Developers, Gebbie says, are then faced with the dilemma of investing considerable time, effort, and money to develop an app for an audience that’s, at least for the foreseeable future, quite small.
Michael Gartenberg, a technology analyst and former director of marketing at Apple, worries the Vision Pro may be a rare misstep by the company. At its high price, this first version of the Vision Pro is clearly meant for developers, but Apple doesn’t seem keen to soften its approach enough to draw them in. “Developers are make-or-break, and I don’t see developers coming out of the woodwork,” Gartenberg says. “At this point, Apple may find itself in a position where it really needs developers more than they need Apple.”
Garcia says more apps will likely come, but not quickly.
“It will be a while before there will be a sustainable ecosystem for the Vision Pro, and I think that’s giving more developers a wait-and-see approach,” Garcia says. The headset’s high cost coupled with Apple’s standoffishness may mean the first iteration of hardware is geared toward bigger companies and enterprise applications. With time, the device and app environment should both become more accessible.

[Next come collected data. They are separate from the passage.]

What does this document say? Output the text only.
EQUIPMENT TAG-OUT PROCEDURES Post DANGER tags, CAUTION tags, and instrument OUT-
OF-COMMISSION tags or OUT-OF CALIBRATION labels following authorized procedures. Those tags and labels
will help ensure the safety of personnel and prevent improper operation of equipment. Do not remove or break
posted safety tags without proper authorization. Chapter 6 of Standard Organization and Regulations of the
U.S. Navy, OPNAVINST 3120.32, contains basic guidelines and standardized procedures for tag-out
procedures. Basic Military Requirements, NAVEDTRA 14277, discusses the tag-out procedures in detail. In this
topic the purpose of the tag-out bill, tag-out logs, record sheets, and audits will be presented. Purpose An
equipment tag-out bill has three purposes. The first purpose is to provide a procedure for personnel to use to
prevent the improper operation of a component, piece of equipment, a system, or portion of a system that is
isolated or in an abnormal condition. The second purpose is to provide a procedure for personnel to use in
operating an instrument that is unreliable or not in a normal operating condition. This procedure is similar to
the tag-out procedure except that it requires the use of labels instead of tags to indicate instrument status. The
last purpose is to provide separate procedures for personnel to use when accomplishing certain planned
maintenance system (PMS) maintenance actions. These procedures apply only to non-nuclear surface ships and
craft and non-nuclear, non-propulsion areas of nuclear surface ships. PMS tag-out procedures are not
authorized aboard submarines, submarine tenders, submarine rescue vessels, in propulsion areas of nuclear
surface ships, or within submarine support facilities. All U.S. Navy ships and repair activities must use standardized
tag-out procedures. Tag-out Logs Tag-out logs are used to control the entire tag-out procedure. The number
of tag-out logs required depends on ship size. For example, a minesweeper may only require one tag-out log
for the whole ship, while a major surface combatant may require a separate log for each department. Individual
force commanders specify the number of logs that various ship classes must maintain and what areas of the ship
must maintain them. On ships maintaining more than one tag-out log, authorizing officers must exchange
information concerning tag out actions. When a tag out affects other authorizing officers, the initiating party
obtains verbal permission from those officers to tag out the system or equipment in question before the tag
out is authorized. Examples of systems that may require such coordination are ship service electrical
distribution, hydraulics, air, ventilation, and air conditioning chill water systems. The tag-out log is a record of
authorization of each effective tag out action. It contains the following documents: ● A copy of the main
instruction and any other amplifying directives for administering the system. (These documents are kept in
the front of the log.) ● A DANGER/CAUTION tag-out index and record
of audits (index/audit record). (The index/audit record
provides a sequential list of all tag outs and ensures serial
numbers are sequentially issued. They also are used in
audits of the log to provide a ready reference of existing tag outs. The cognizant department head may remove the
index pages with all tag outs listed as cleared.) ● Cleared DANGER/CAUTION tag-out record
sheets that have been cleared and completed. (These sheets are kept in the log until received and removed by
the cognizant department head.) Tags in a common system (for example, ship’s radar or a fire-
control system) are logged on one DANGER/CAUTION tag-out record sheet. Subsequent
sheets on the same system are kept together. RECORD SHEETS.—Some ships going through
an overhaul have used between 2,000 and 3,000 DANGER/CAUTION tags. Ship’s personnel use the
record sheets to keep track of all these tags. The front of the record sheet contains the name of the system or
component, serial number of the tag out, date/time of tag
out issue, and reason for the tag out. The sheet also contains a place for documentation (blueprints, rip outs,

“I think the apps we will start seeing built this year will absolutely shine on the more affordable hardware for consumers that we’ll see down the road,” Garcia says.
Now though, Gartenberg says, it’s time for Apple to start evangelizing the platform to its developers.
“Apple has a lot of sway,” he says. “They could really push developers in a positive way to make sure that there was stuff coming. And none of the things that are happening bode well for Vision Pro.”
The Vision Pro will ship with a native operating system called visionOS, which comes loaded with some experiences unique to the headset: a virtual workspace where users can type documents, chat, and browse the web; a tool that switches between photorealistic virtual environments; a photo and video browser; and a 3D modeling tool. TikTok says it’s planning an app for visionOS. And one of the more compelling native experiences for those who’ve tried it has been watching 3D movies in an app Disney created for the device. It’s the only third-party video player that’s been demonstrated at this point, and Netflix has gone out of its way to declare that its app will not in fact be on Apple’s headset.
So far, the Apple Vision Pro seems to be great for watching movies and browsing the web—both of which you’ll be doing alone if you buy one. Gebbie says Apple has made some effort to reduce the social boundaries on the Vision Pro, implementing features that let the wearer interact with the world around them. Features like video passthrough and an (kind of creepy) eyesight setting that mimics footage of the wearer’s eyeballs may help people communicate around them, but no matter what, they’re still wearing a bulky headset.
“For a company that has done an awful lot of bringing people together with things like the iPhone, this is an isolationist device,” Gartenberg says.